To this day, there are no reliable benchmarks for "real-world models" across frameworks (Keras, PyTorch, JAX/Flax). A "real-world model" is the kind of model that is actually produced and used by data scientists and engineers (for instance, the models shown at keras.io/examples or in official PyTorch tutorials). This term is used in contrast with models used in the MLPerf benchmark, which require months of optimization work by specialized engineers and do not reflect the reality of the performance of a given framework in the real world.
I would be very curious to have @gfursin opinion on this..
Could I use tf model official apis?
For Bert specifically this seems ok. You can generally used any reusable building blocks from an official Keras/TF lib (like KerasCV, KerasNLP, TF-models, etc.)
Hello, seems like there’s already traction on this. I’d like to work on this as well + will catch up on what's already been done.
We are creating a new open workgroup in MLCommons to simplify MLPerf inference benchmark and make it easier to plug in any real world model, data set, framework, compiler and hardware. If it's of interest, please join us at https://github.com/mlcommons/ck/blob/master/docs/mlperf-education-workgroup.md - it's a community project and any feedback is very appreciated!
CC @bhack & @SamuelMarks
@fchollet Good to see your interest here. More than just benchmarking, my [proposed] approach puts in a central repository: solutions from different research papers; builtin to different frameworks; and community 'zoos'.

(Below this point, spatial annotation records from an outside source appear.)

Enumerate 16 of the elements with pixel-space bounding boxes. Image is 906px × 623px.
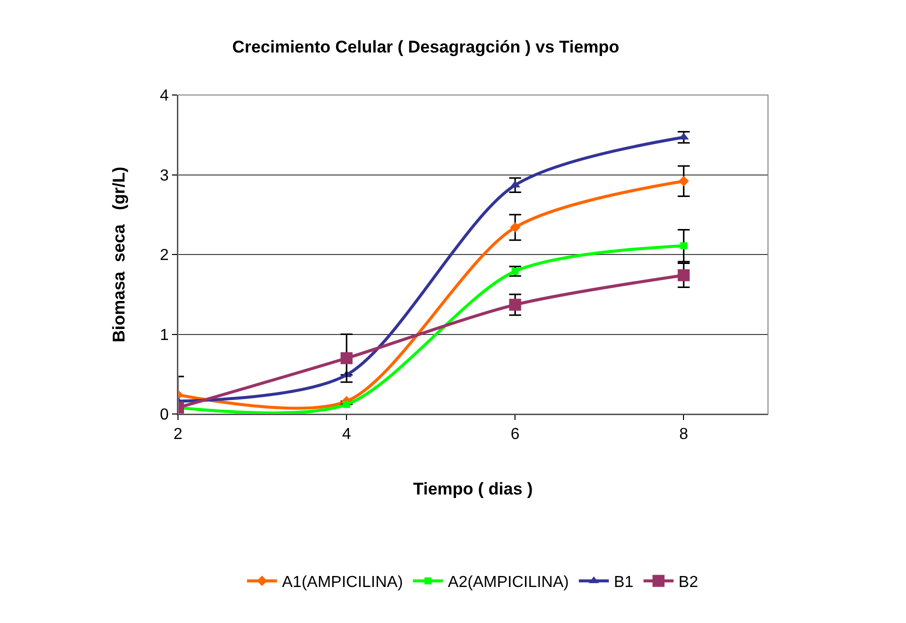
x-tick-label: 4 [342, 426, 352, 444]
legend-label: B1 [614, 574, 634, 592]
y-tick-label: 1 [160, 326, 169, 344]
x-axis-title: Tiempo ( dias ) [413, 480, 533, 499]
chart-title: Crecimiento Celular ( Desagragción ) vs Tiempo [232, 37, 620, 56]
y-tick-label: 4 [160, 88, 169, 105]
y-axis-title: Biomasa seca (gr/L) [109, 166, 128, 342]
y-tick-label: 0 [160, 406, 169, 424]
legend-label: A1(AMPICILINA) [282, 574, 403, 592]
x-tick-label: 6 [510, 426, 520, 444]
x-tick-label: 2 [174, 426, 183, 444]
y-tick-label: 2 [160, 247, 169, 264]
legend-label: B2 [678, 574, 698, 592]
y-tick-label: 3 [160, 167, 169, 184]
x-tick-label: 8 [679, 426, 688, 444]
legend-label: A2(AMPICILINA) [448, 574, 569, 592]
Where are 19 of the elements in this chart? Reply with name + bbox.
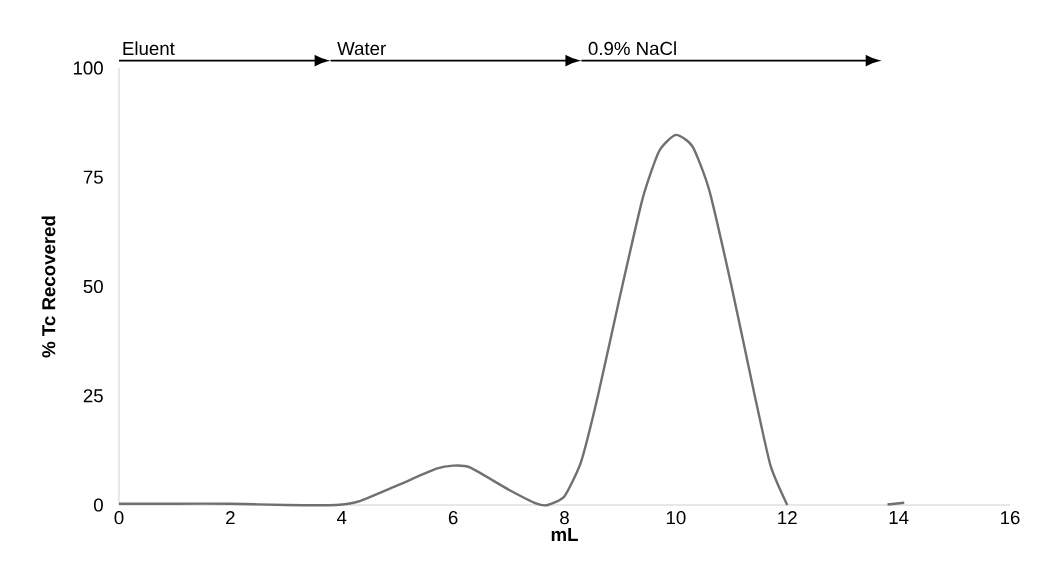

My idea is to put proper setup.py and module hierarchy—as opposed to silly Jupyter Notebooks and/or hardcoded-path filled Python files—then upload to PyPi with new PyPi classifiers.
With my strong compiler technology focus, the idea is to strongly type all interfaces and expose them for use in search-space(s) / database(s). For example, to utilise Neural Architecture Search. But on steroids, if you think in terms of Keras ontology:
- [categorical] Optimizers
- [categorical] Loss functions
- [categorical] Metrics
- [categorical] Callbacks
- [categorical] "Applications" (transfer learning models)
- [categorical] Datasets
- …
- [continuous] Alpha
- [continuous] Beta
- [continuous] Gamma
- [continuous] Learning rate
- …
With everything strongly typed you can run all kinds of neat optimisers across both continuous and categorical variables, including wrapping it around as input to the [e.g., CNN] that it is optimising (🐍).
You can imagine the types of experiments you can run:
- For metric AUCROC which Application gives highest accuracy across Datasets [list]?
- For new Optimizer AdamNotAdam55 how does it compare to all other Optimizers across all Datasets for given Metric?
…and then you go even further and create bots to automatically send PRs with Python module hierarchy + setup.py + CI/CD to repos from different research papers coming out, so that their approach is objectively comparable to other approaches and you can determine whether there is actual benefit.
This last point is especially important as the sheer amount of new research coming out makes it impossible to stay up-to-date.
BTW: My focus at Harvard Medical School is building new open-source medical devices and algorithms to facilitate mass screening for blinding eye diseases; glaucoma in particular. My algorithm is pretty darn good, and I keep up-to-date with Google and Meta's innovations and the major conferences. But some random undergrad in China could come up with a better algorithm that reduces my False Positives (FP) and I would miss it. With such as a system as I'm proposing [and building!] there would be an increased chance of the system automatically finding and including the new algorithm, the FP goes down, and fewer people go blind.
Now obviously this system can be used to run MobileNet in 10 different ML frameworks and compare speed, cache utilisation, temperature peaks and whatever other metric of interest.
PS: Happy to talk more online or off (I've signed the Google NDA).
Thanks for your time
Hello. So for the transformer, since the code with keras is already available, it only needs PyTorch and Jax comparision with the best practices right? Also it does not have to be trained for many epochs right?